Il riapparire del papa: la cura, la casa e l’ufficio


Vedere il papa tornare a casa rallegra il cuore. Il fatto, tuttavia, è stato accompagnato da parole ufficiali che non sembrano pienamente in accordo con la realtà. Per questo una riflessione pacata su ciò che ora potrà accadere pare plausibile, se non urgente.
La cura e il lavoro
I comunicati assicurano sul fatto che il papa ora potrà lavorare. L’uomo che abbiamo visto domenica affacciarsi al balcone del Gemelli può essere curato, assistito e accompagnato, ma certo non può lavorare. La insistenza dei messaggi sul suo lavoro è singolarmente dissonante con la realtà. La questione che si pone suona come una domanda urgente: lavora lui o lavorano altri per lui? Qui occorre una lucidità non retorica, per il bene del papa e del papato. Vi è, nella comunicazione di questi giorni, una sorta di sequestro delle condizioni personali sul piano dell’esercizio dell’ufficio. Se, come dicono molte delle parole pronunciate dai suoi collaboratori, deve reimparare a parlare, a causa dell’affaticamento prodotto dalla lunga sofferenza respiratoria, in un caso tanto grave la cura e il lavoro non sono affatto sovrapponibili. Nessun malato, che sia stato tanto grave, può essere oggetto di commento esclusivamente rispetto al suo lavoro. Qui, a me pare, il registro “di ufficio” e il registro “di cura” non riescono a sintonizzarsi e sfigurano la realtà. Potremmo dire che la “riserva maschile” riesce solo parlare di lavoro: giustifica l’uomo che esce dall’ospedale come un Giuseppe lavoratore, non come sognatore o come uomo giusto. D’altra parte non sarebbe avventata la domanda: ma se per curarsi non deve lavorare, come potrebbe astenersi dall’esercizio del suo ufficio? Non si deve dire? Si deve fingere una salute che non c’è per assicurare un lavoro che non può essere sospeso?

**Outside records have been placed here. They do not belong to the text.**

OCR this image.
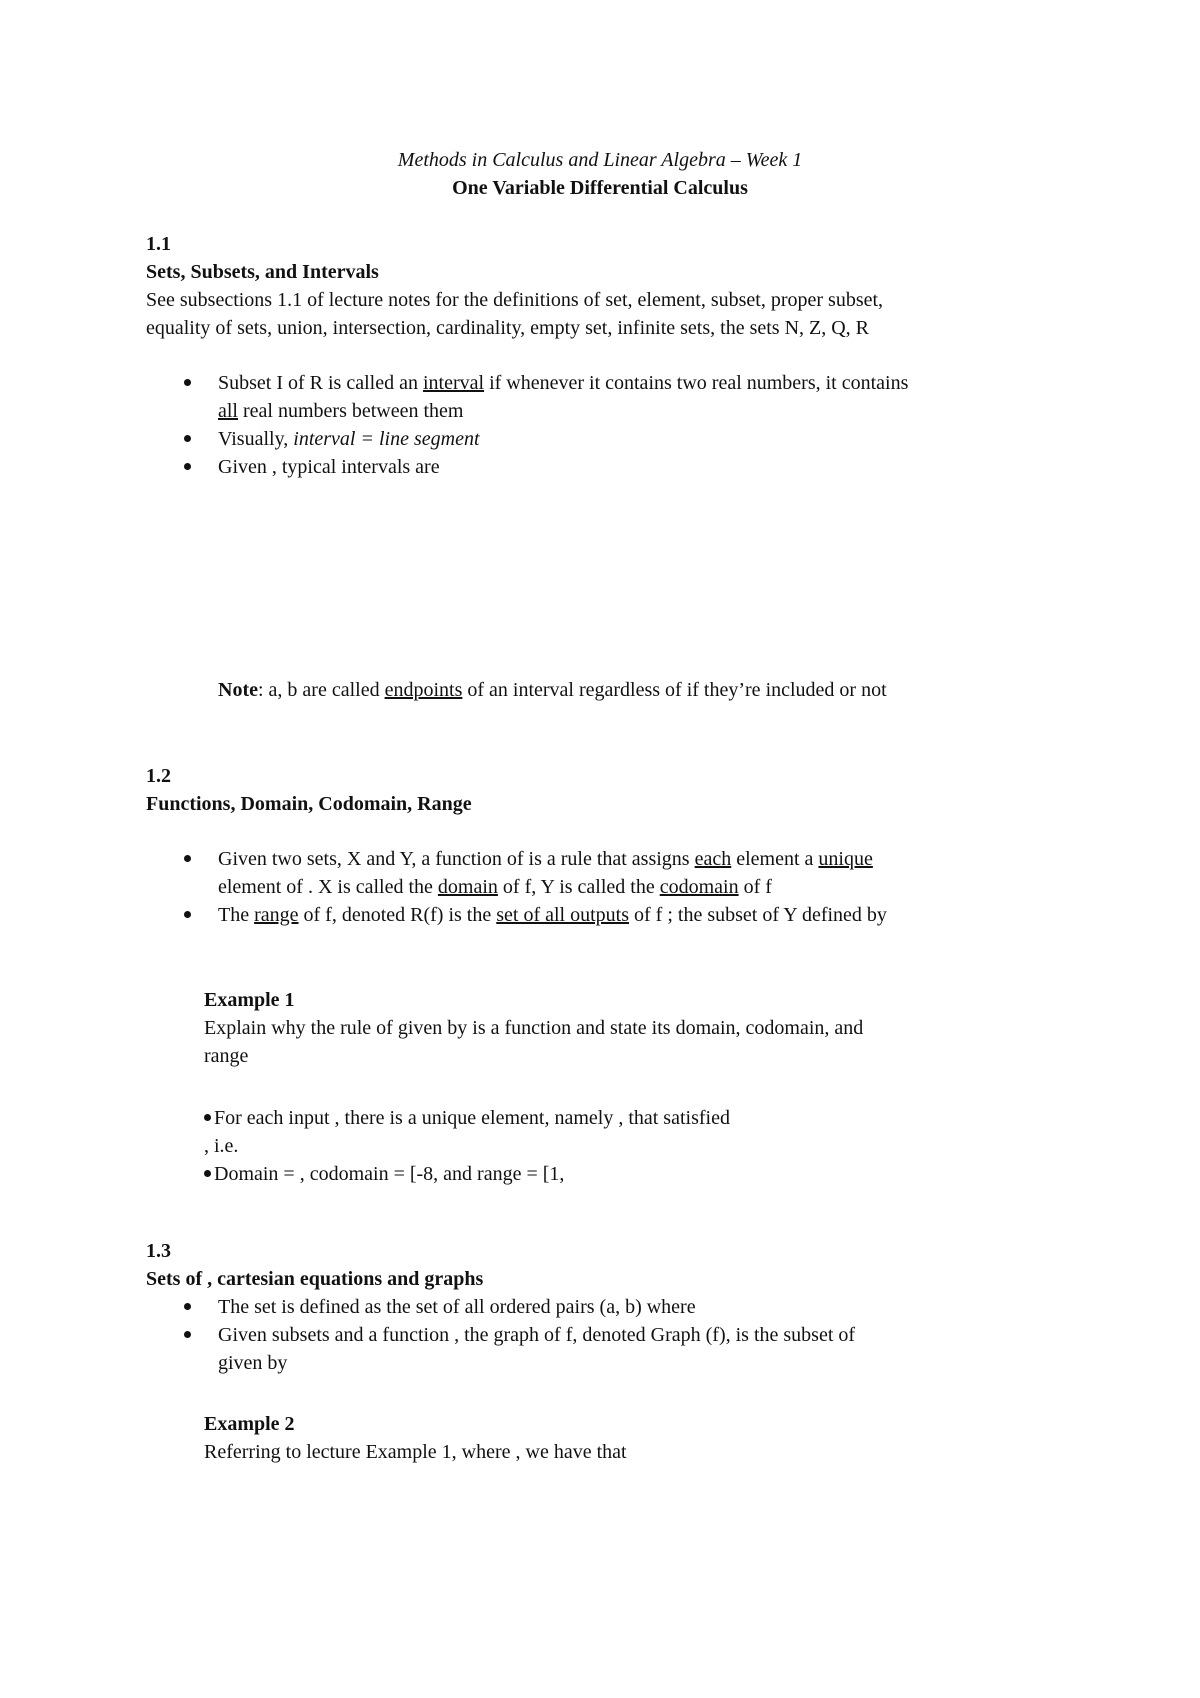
Methods in Calculus and Linear Algebra – Week 1
One Variable Differential Calculus
1.1
Sets, Subsets, and Intervals
See subsections 1.1 of lecture notes for the definitions of set, element, subset, proper subset,
equality of sets, union, intersection, cardinality, empty set, infinite sets, the sets N, Z, Q, R
Subset I of R is called an interval if whenever it contains two real numbers, it contains
all real numbers between them
Visually, interval = line segment
Given , typical intervals are
Note: a, b are called endpoints of an interval regardless of if they’re included or not
1.2
Functions, Domain, Codomain, Range
Given two sets, X and Y, a function of is a rule that assigns each element a unique
element of . X is called the domain of f, Y is called the codomain of f
The range of f, denoted R(f) is the set of all outputs of f ; the subset of Y defined by
Example 1
Explain why the rule of given by is a function and state its domain, codomain, and
range
For each input , there is a unique element, namely , that satisfied
, i.e.
Domain = , codomain = [-8, and range = [1,
1.3
Sets of , cartesian equations and graphs
The set is defined as the set of all ordered pairs (a, b) where
Given subsets and a function , the graph of f, denoted Graph (f), is the subset of
given by
Example 2
Referring to lecture Example 1, where , we have that
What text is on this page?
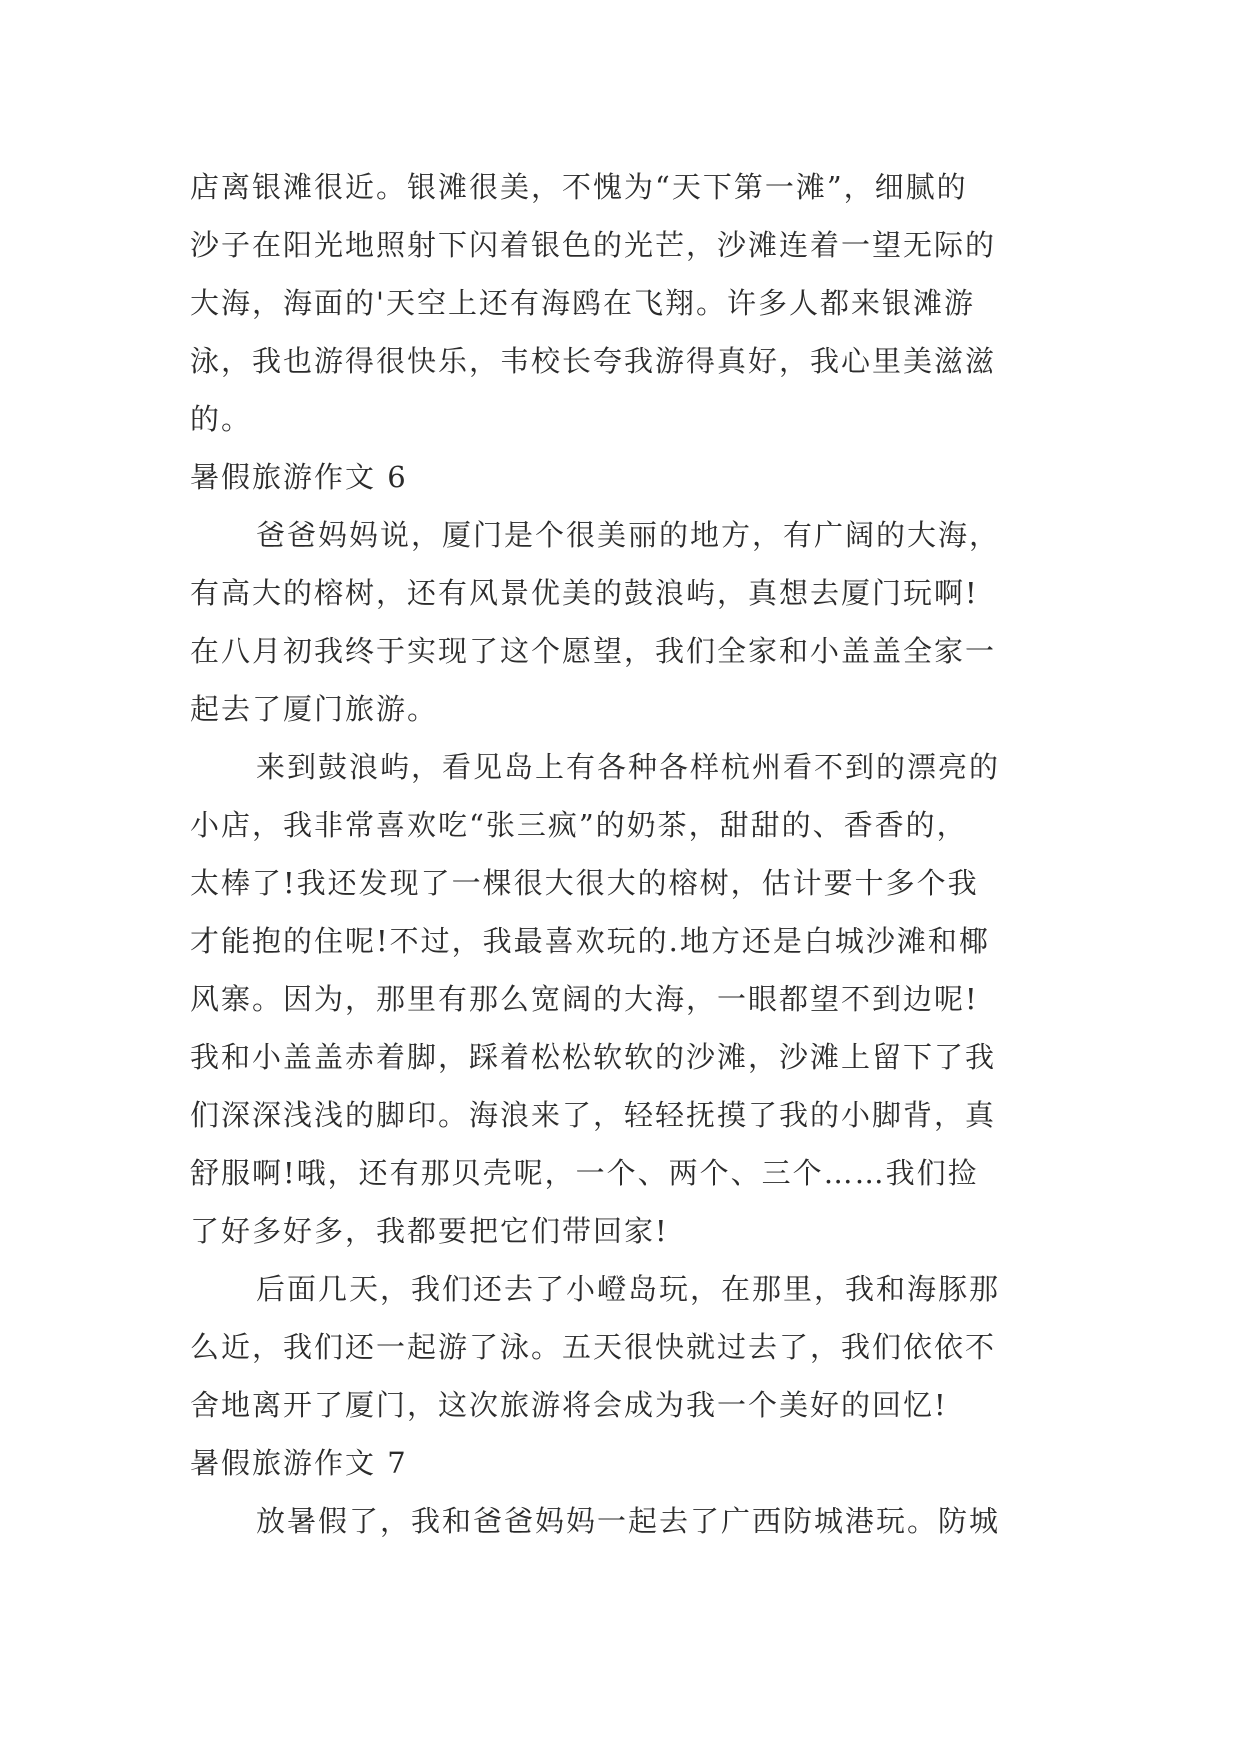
店离银滩很近。银滩很美，不愧为“天下第一滩”，细腻的
沙子在阳光地照射下闪着银色的光芒，沙滩连着一望无际的
大海，海面的'天空上还有海鸥在飞翔。许多人都来银滩游
泳，我也游得很快乐，韦校长夸我游得真好，我心里美滋滋
的。
暑假旅游作文 6
爸爸妈妈说，厦门是个很美丽的地方，有广阔的大海，
有高大的榕树，还有风景优美的鼓浪屿，真想去厦门玩啊!
在八月初我终于实现了这个愿望，我们全家和小盖盖全家一
起去了厦门旅游。
来到鼓浪屿，看见岛上有各种各样杭州看不到的漂亮的
小店，我非常喜欢吃“张三疯”的奶茶，甜甜的、香香的，
太棒了!我还发现了一棵很大很大的榕树，估计要十多个我
才能抱的住呢!不过，我最喜欢玩的.地方还是白城沙滩和椰
风寨。因为，那里有那么宽阔的大海，一眼都望不到边呢!
我和小盖盖赤着脚，踩着松松软软的沙滩，沙滩上留下了我
们深深浅浅的脚印。海浪来了，轻轻抚摸了我的小脚背，真
舒服啊!哦，还有那贝壳呢，一个、两个、三个……我们捡
了好多好多，我都要把它们带回家!
后面几天，我们还去了小嶝岛玩，在那里，我和海豚那
么近，我们还一起游了泳。五天很快就过去了，我们依依不
舍地离开了厦门，这次旅游将会成为我一个美好的回忆!
暑假旅游作文 7
放暑假了，我和爸爸妈妈一起去了广西防城港玩。防城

Tornare a casa non è tornare in ufficio
Il papa torna a casa. Benissimo. Si può anche festeggiare per questo. Ma non si dovrebbe dimenticare che per papa Francesco la parola “casa” vuol dire  Santa Marta, non Palazzo Apostolico. Questa differenza sembra assente nei commenti ufficiali. La ufficialità tende a dimenticare che è stata una scelta qualificante, per papa Francesco, distinguere la sua residenza dal suo Ufficio. Tornare a casa non significa, perciò, tornare al lavoro. Proprio il fatto che Francesco abbia voluto “una stanza tutta per sé” dovrebbe permettere di discernere, accuratamente, la uscita dall’ospedale dal ritorno al lavoro. Proprio questa “intercapedine”, che Francesco ha voluto fissare subito, fin dal primo giorno dopo la sua elezione, prendendo dimora a S. Marta, permette di identificare meglio le prospettive di riflessione futura, che non sono affatto lineari.
La memoria e il presente
Nelle dichiarazioni ufficiali, riprese a diversi livelli della gerarchia, sembra essere stata accuratamente cancellata ogni memoria degli ultimi 25 anni. La fine del pontificato di Giovanni Paolo II ha vissuto  momenti talmente gravi, nel gestire istituzionalmente una condizione fragile della salute del papa, che il suo successore, Benedetto XVI, ha rassegnato le dimissioni per non entrare nel tunnel di un pontificato con un pontefice troppo debole sul piano fisico, con estrema difficoltà ad esercitare in toto la propria autorità. Per quanto si tratta di due casi diversi, e risolti in modo opposto, questa memoria ecclesiale non si può cancellare e non deve essere mistificata con dichiarazioni troppo facili, troppo semplici, troppo idealizzate. La gioia per la uscita dal ricovero ospedaliero non può nascondere la complessità della situazione che si è venuta a creare. La lucidità con cui papa Francesco assumerà in pieno la condizione di salute successiva alla grave polmonite bilaterale, con i margini di recupero possibili ad un uomo di 88 anni, potrà permettere di contemperare pienamente i doveri dell’Ufficio e la cura della persona. Diceva Freud, l’uomo maturo sa amare e lavorare: ma ci sono casi limite in cui non è più possibile unire lavoro e amore. Prenderne atto sarebbe forse l’atto di maggiore lucidità possibile, se e quando un tale caso dovesse rendersi evidente ed imporsi sia sulle decisioni personali, sia sulle logiche istituzionali, per evitare di entrare in un regime di pericolose mistificazioni.